The accepted importance of circulatory impairment to sickle cell anemia remains to be verified by in vivo experimentation. Intravital microscopy studies of blood flow in patients are limited to circulations that can be viewed noninvasively and are restricted from deliberate perturbations of the circulation. Further knowledge of sickle blood flow abnormalities has awaited an animal model of human sickle cell disease.
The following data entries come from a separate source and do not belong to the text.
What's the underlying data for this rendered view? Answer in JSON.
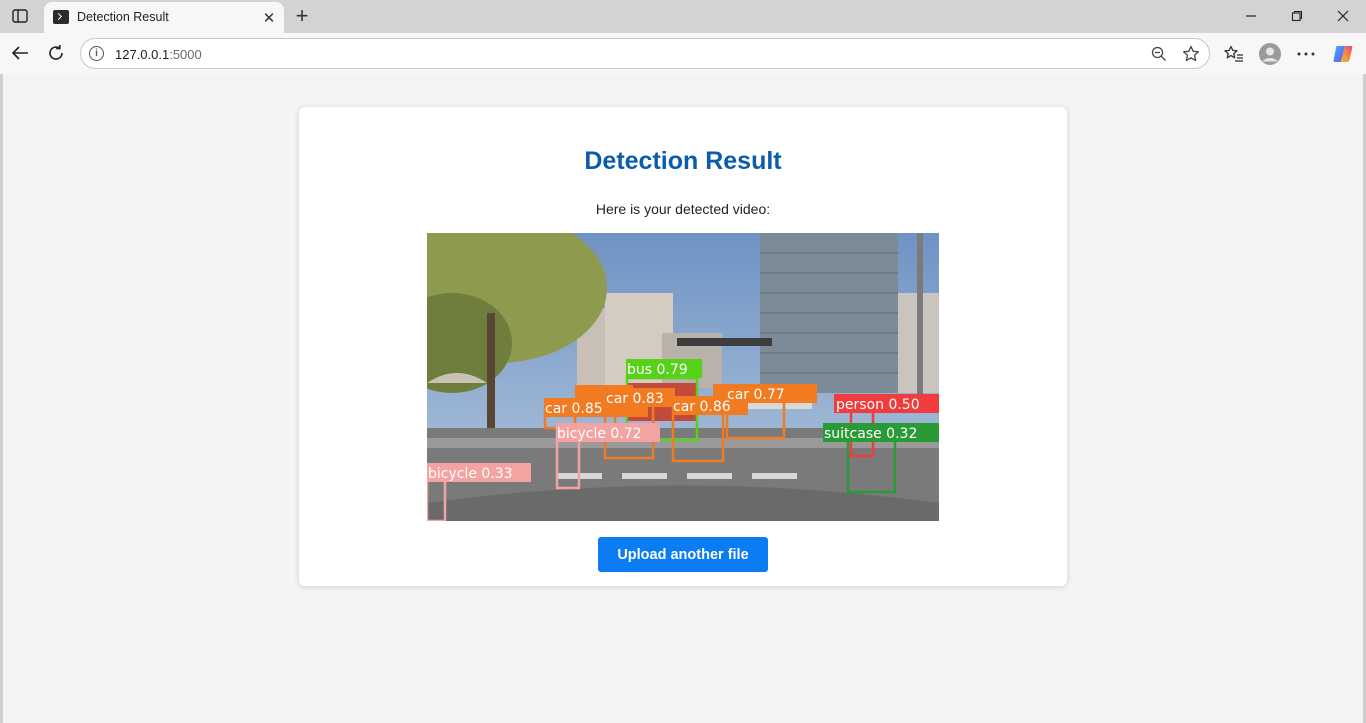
{
  "browser": {
    "tab_title": "Detection Result",
    "url_host": "127.0.0.1",
    "url_port": ":5000"
  },
  "page": {
    "title": "Detection Result",
    "subtitle": "Here is your detected video:",
    "upload_button": "Upload another file"
  },
  "detections": [
    {
      "label": "bus 0.79",
      "color": "#57d21a"
    },
    {
      "label": "car 0.83",
      "color": "#f27a20"
    },
    {
      "label": "car 0.86",
      "color": "#f27a20"
    },
    {
      "label": "car 0.77",
      "color": "#f27a20"
    },
    {
      "label": "car 0.85",
      "color": "#f27a20"
    },
    {
      "label": "bicycle 0.72",
      "color": "#f4a3a3"
    },
    {
      "label": "bicycle 0.33",
      "color": "#f4a3a3"
    },
    {
      "label": "person 0.50",
      "color": "#f03c3c"
    },
    {
      "label": "suitcase 0.32",
      "color": "#2a9a36"
    }
  ]
}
We compared blood flow in the mucosal–intestinal microvessels of normal mice with that in transgenic knockout sickle cell mice that have erythrocytes containing only human hemoglobin S and that exhibit a degree of hemolytic anemia and pathological complications similar to the human disease. In sickle cell mice, in addition to seeing blood flow abnormalities such as sludging in all microvessels, we detected decreased blood flow velocity in venules of all diameters. Flow responses to hyperoxia in both normal and sickle cell mice were dramatic, but opposite: Hyperoxia promptly slowed or halted flow in normal mice but markedly enhanced flow in sickle cell mice. Intravital microscopic studies of this murine model provide important insights into sickle cell blood flow abnormalities and suggest that this model can be used to evaluate the causes of abnormal flow and new approaches to therapy of sickle cell disease.